Today we marked the end of the shloshim, the 30 days of mourning following Jake’s funeral. The day dawned cold and grey. A shroud of fog enveloped everything, damp and misty. We drove to the cemetery in silence. Even the trees cried cold tears as we slowly walked to where our dear son now lies. It was like walking through a cloud, every sound muffled, shapes dim and hazy around us. The heavy air was absolutely still.
A small group of our friends and family gathered at graveside to read verses of Tehillim (psalms) and say Kaddish. I still can’t quite believe it, but seeing the small temporary marker with his name on it hit like a musket ball to the chest. More like a wrecking ball. I fought back my tears as we stumbled haltingly through one more Kaddish, holding each other tightly lest one of us slip away.
When we knelt to lay stones around his plaque, we both lost it. The stones are to mark the place and to show that we were there. That someone remembers. As if we could ever forget.
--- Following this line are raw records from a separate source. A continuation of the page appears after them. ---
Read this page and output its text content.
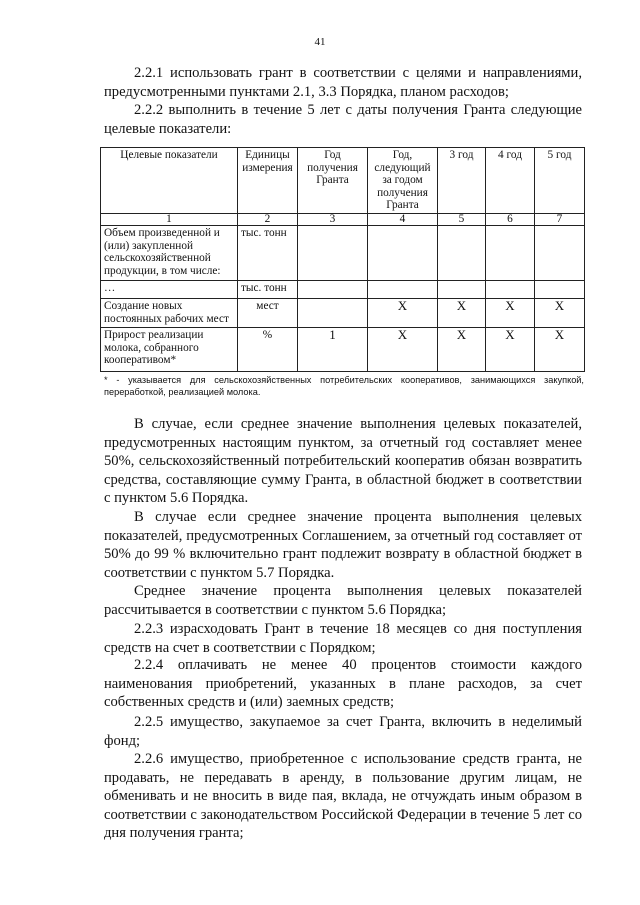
41

2.2.1 использовать грант в соответствии с целями и направлениями, предусмотренными пунктами 2.1, 3.3 Порядка, планом расходов;

2.2.2 выполнить в течение 5 лет с даты получения Гранта следующие целевые показатели:

Целевые показатели	Единицы измерения	Год получения Гранта	Год, следующий за годом получения Гранта	3 год	4 год	5 год
1	2	3	4	5	6	7
Объем произведенной и (или) закупленной сельскохозяйственной продукции, в том числе:	тыс. тонн					
…	тыс. тонн					
Создание новых постоянных рабочих мест	мест		X	X	X	X
Прирост реализации молока, собранного кооперативом*	%	1	X	X	X	X

* - указывается для сельскохозяйственных потребительских кооперативов, занимающихся закупкой, переработкой, реализацией молока.

В случае, если среднее значение выполнения целевых показателей, предусмотренных настоящим пунктом, за отчетный год составляет менее 50%, сельскохозяйственный потребительский кооператив обязан возвратить средства, составляющие сумму Гранта, в областной бюджет в соответствии с пунктом 5.6 Порядка.

В случае если среднее значение процента выполнения целевых показателей, предусмотренных Соглашением, за отчетный год составляет от 50% до 99 % включительно грант подлежит возврату в областной бюджет в соответствии с пунктом 5.7 Порядка.

Среднее значение процента выполнения целевых показателей рассчитывается в соответствии с пунктом 5.6 Порядка;

2.2.3 израсходовать Грант в течение 18 месяцев со дня поступления средств на счет в соответствии с Порядком;

2.2.4 оплачивать не менее 40 процентов стоимости каждого наименования приобретений, указанных в плане расходов, за счет собственных средств и (или) заемных средств;

2.2.5 имущество, закупаемое за счет Гранта, включить в неделимый фонд;

2.2.6 имущество, приобретенное с использование средств гранта, не продавать, не передавать в аренду, в пользование другим лицам, не обменивать и не вносить в виде пая, вклада, не отчуждать иным образом в соответствии с законодательством Российской Федерации в течение 5 лет со дня получения гранта;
Our dear friends cried along with us, Jake left such gaping holes in everyone’s hearts. Crouched over his grave weeping the bitterest of tears, it became just a little more real, and yet still so surreal. Why, oh why did he have to leave so soon?
Somehow we managed to get back to our car. Leaning on each other, dear Cena by our side, we slowly crawled up the stairs, one step at a time. And that is how it’s going to be from now on. One step at a time. Not really seeing the top of the staircase. Just making it through one more day becomes the goal. Everything else will come later.
The rest of the day passed in a grey internal fog. I made a gallery of images collected from friends and family, and posted it here. To give me something to do other than wander from room to room. Tears welled up in my eyes from time to time at the thought of that happy child, teenager, young adult, whose short life lay documented before me. Pleasurable memories and painful reality living side by side in every picture.
This evening we gathered at our little shul. Filled to overflowing with dear friends and family, we shared stories, laughed, cried, and honored his huge heart, his gigantic view of the world, his compassion, his humor, and his indomitable spirit. How he had an innate sense of who needed a friend and how he was able to become the friend they needed. We talked about ways to create a legacy for Jake that can live on, and make a difference in people’s lives. We ate sprinkle cookies, Jake’s favorite, toasted to his Neshama, and basked in the fellowship of the people who knew him best.
We will have to look for the bright light behind the darkness. We will find a way to spread his light over the world. He will touch many people, bring happiness to those who need it most, perhaps inspire generations of children, and live on in all of our hearts. We love you forever, Jakey Jake. No one who knew you will ever forget you.